Objet de la haine de Marcus, son meurtre deviendra le moteur pour l’adolescent en perdition qui voit dans cet établissement le moyen d’atteindre son but. Encore faut-il pouvoir survivre à cette institution. Si prendre cette difficile période et ce lieu charnier dans la vie de tout un chacun pour jouer avec plusieurs symboliques n’est pas chose nouvelle (on pense bien sûr en premier lieu à Buffy, The Vampire Slayer), force est de constater que Rick Remender y apporte à la fois son talent d’écrivain et une certaine rage qu’on sentait transparaître dans ses récits ultérieurs. Car l’École Kings Dominion des Arts Létaux n’est clairement pas le lieu où tout le monde il est beau, tout le monde il est gentil. Bien au contraire. Dès le deuxième épisode, le cadre est posé entre l’emploi du temps chargé de cours aussi sophistiqués que celui sur la décapitation et un communautarisme prononcé entre groupe de lycéens rejetant celui qui n’est pas de leur clan. Les Bourges, la mafia Dixie, Soto Vatos, Les rois de Jersey, le dernier ordre mondial ou bien encore le syndicat Kuroki… en voici quelques-uns qui arpentent les couloirs du lycée de la même manière que les différents gangs arpentent les couloirs de la prison d’Oz.

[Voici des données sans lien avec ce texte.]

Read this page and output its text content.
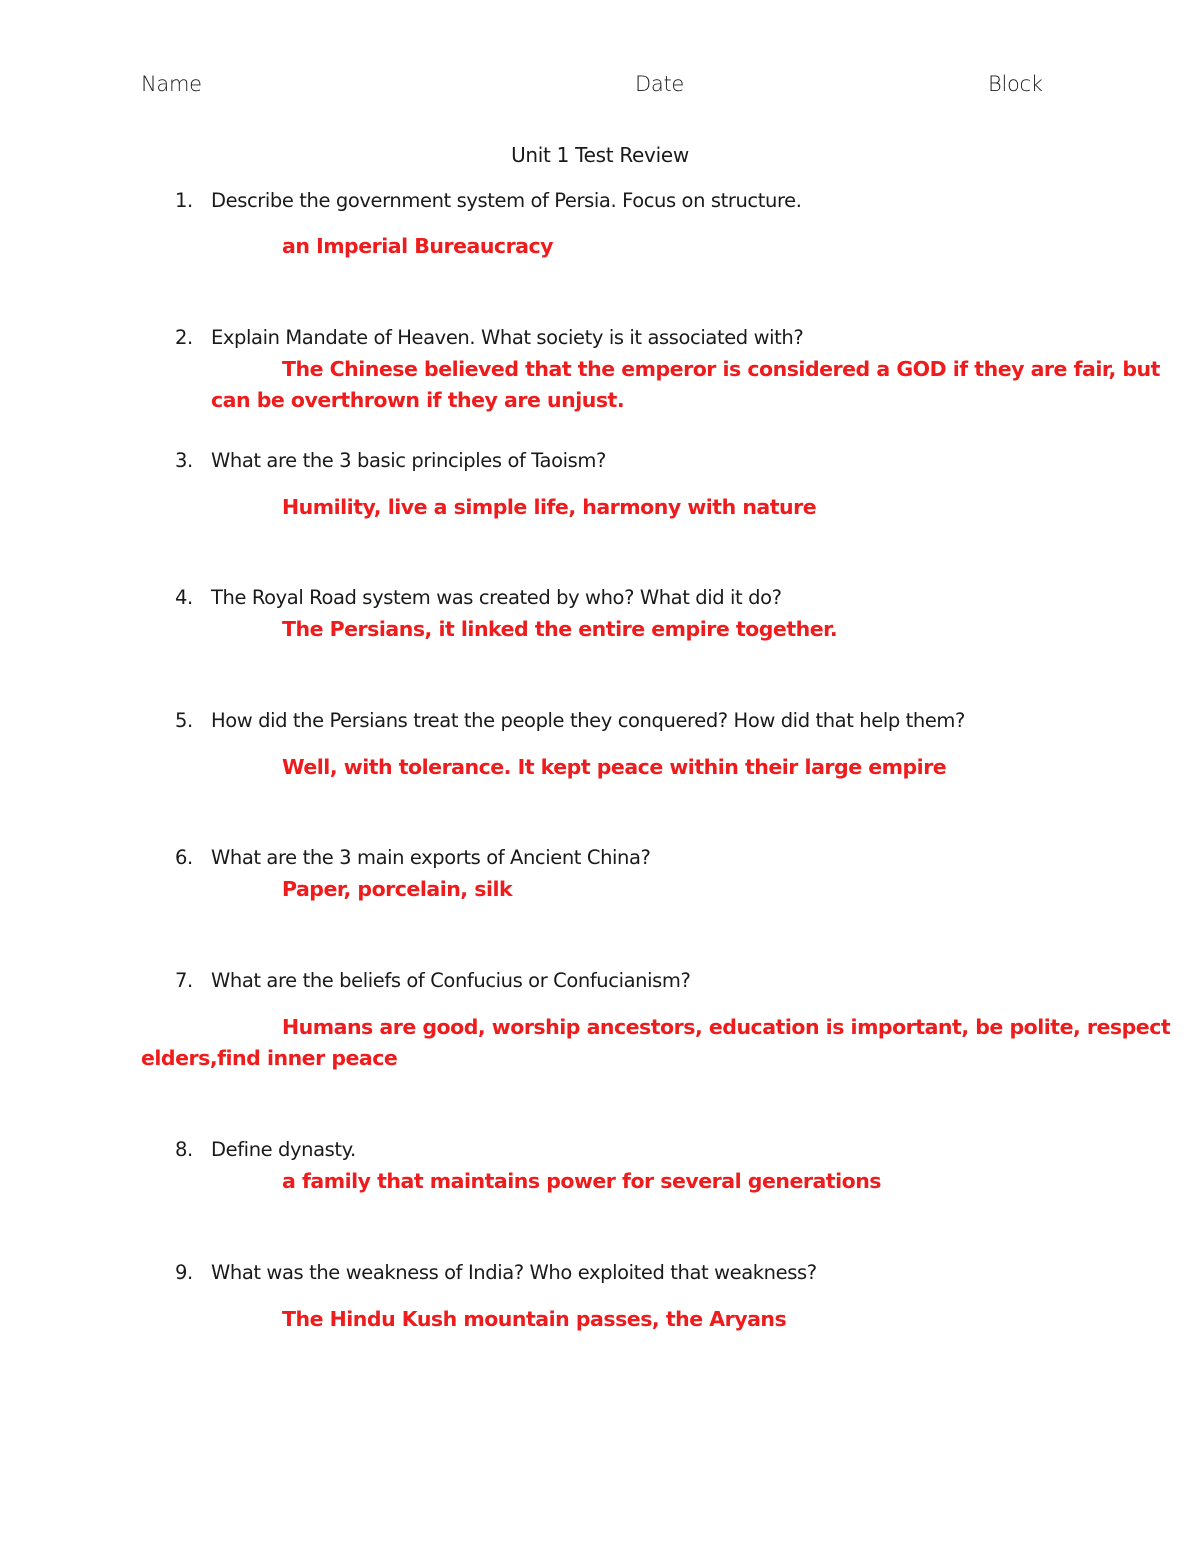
Name	Date	Block
Unit 1 Test Review
1. Describe the government system of Persia. Focus on structure.
an Imperial Bureaucracy
2. Explain Mandate of Heaven. What society is it associated with?
The Chinese believed that the emperor is considered a GOD if they are fair, but
can be overthrown if they are unjust.
3. What are the 3 basic principles of Taoism?
Humility, live a simple life, harmony with nature
4. The Royal Road system was created by who? What did it do?
The Persians, it linked the entire empire together.
5. How did the Persians treat the people they conquered? How did that help them?
Well, with tolerance. It kept peace within their large empire
6. What are the 3 main exports of Ancient China?
Paper, porcelain, silk
7. What are the beliefs of Confucius or Confucianism?
Humans are good, worship ancestors, education is important, be polite, respect
elders,find inner peace
8. Define dynasty.
a family that maintains power for several generations
9. What was the weakness of India? Who exploited that weakness?
The Hindu Kush mountain passes, the Aryans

Au milieu de ce microcosme, Marcus va tenter vainement de trouver sa place, lui qui se considère comme un paria chez les parias. Alter ego de Rick Remender dont on sent l’investissement profond dans la création, le jeune homme porte en lui tous les doutes et problèmes de la génération de son époque portée par le rock punk, la drogue, l’envie de renverser les choses mais aussi de retrouver la sérénité et la paix. Tiraillés par toutes ces contradictions, lui et ses jeunes camarades ne sont pas plus différents que les autres. Quel que soit le lieu ou l’époque. Le périple à Las Vegas qui fait office de deuxième partie à l’album permet, en s’éloignant du cadre de l’école, de plonger encore plus dans l’errance de cette génération perdue.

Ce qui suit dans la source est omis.